Segundo a analogia da Ética dos Pais os ensinamentos adquiridos podem ser comparados à tinta. Ela sozinha é inócua. Tudo depende do que se escreve com ela. Você pode escrever poemas sublimes ou frases supérfluas. A tinta é apenas um meio para produzir mensagens no papel, para comunicar idéias e pensamentos. O essencial é o que se faz com ela. Da mesma maneira, muito depende de quão efetivamente o conhecimento (saber) se converte em algo seu, para viver dentro de você, e do que você fizer com ele.
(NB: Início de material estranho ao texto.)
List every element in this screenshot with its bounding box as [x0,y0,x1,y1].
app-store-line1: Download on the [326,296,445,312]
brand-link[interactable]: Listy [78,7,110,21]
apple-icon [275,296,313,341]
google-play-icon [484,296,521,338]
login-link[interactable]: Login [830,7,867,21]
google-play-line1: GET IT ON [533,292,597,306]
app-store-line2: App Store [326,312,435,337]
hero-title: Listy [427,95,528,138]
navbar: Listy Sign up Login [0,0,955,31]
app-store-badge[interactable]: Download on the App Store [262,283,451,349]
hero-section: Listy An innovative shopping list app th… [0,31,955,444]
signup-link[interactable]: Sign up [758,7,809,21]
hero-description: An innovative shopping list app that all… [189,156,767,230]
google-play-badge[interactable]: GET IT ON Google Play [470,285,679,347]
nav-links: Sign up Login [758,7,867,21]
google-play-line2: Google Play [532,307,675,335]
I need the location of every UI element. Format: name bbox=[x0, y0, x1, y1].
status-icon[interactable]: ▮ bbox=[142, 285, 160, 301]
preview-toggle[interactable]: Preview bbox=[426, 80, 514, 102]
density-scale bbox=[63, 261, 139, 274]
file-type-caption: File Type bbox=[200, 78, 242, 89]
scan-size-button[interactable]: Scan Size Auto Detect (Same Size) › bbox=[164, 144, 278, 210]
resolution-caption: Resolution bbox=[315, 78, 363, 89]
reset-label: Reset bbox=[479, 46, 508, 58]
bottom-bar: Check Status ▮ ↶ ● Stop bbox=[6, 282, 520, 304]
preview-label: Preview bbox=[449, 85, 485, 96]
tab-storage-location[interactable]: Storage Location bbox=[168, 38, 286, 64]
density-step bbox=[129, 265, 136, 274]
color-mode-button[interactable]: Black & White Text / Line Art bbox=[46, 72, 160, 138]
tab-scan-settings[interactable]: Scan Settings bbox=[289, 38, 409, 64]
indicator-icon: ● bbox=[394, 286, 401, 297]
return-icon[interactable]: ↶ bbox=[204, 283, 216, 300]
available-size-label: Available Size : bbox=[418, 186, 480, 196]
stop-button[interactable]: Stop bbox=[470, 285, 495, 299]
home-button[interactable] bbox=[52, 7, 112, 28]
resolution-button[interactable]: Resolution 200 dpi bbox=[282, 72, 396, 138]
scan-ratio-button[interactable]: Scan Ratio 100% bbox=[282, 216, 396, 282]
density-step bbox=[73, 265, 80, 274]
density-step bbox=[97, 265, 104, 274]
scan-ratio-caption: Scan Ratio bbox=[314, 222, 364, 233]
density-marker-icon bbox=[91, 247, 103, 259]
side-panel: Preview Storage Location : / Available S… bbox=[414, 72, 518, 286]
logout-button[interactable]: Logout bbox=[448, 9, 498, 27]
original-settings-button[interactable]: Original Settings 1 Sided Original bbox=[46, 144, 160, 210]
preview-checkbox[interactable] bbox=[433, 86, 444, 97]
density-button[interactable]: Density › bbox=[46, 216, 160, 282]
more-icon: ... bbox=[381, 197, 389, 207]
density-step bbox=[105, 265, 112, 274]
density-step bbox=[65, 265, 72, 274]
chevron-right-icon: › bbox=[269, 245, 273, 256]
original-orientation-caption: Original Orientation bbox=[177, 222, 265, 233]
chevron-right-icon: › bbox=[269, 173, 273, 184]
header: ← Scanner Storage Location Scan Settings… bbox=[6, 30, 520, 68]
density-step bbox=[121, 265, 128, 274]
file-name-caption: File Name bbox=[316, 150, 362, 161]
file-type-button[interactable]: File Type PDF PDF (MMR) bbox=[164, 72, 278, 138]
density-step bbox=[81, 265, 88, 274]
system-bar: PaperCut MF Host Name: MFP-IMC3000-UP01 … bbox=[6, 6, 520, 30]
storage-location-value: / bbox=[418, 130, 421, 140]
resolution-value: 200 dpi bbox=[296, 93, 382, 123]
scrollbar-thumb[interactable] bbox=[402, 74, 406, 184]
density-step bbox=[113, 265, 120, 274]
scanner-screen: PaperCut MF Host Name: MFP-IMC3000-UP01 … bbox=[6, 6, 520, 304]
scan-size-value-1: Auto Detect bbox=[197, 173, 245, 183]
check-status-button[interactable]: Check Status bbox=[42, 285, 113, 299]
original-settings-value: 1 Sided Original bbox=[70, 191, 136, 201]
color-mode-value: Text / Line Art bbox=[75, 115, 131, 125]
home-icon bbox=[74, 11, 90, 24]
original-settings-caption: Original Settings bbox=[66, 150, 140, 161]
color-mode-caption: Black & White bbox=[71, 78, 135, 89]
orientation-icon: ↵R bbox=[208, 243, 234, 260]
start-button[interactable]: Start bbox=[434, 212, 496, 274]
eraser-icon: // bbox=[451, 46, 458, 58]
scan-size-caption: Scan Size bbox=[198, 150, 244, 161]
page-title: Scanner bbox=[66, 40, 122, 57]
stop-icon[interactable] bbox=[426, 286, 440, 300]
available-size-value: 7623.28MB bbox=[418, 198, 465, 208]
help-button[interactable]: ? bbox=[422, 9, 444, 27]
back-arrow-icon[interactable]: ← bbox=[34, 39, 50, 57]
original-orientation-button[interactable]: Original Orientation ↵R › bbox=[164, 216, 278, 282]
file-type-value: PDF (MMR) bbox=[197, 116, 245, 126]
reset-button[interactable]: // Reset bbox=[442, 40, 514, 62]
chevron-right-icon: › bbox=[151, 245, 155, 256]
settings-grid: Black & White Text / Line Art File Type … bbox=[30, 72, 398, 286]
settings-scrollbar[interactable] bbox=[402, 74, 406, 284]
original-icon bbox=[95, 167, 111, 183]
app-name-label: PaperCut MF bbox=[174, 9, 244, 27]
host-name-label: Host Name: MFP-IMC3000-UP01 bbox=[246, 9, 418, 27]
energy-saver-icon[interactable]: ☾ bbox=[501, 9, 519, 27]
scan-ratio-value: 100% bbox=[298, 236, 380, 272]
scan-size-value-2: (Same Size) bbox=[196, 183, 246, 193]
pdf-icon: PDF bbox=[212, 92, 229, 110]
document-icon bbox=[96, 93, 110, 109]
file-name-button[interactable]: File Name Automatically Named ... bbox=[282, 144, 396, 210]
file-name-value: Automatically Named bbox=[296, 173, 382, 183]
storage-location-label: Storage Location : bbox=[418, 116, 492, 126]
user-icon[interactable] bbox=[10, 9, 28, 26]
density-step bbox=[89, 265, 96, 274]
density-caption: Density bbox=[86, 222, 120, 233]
Não tenho a menor dúvida: se alguém absorve conhecimentos na idade mais terna, sem dúvida escreverá uma biografia muito mais significativa ao longo de sua vida.
Desejo a você, caro visitante, uma boa leitura, e tenha certeza que os ensinamentos existentes neste site pessoal são fruto de perseverança e dedicação; resultado final de dois componentes fundamentais na vida de todo ser humano: transpiração e inspiração.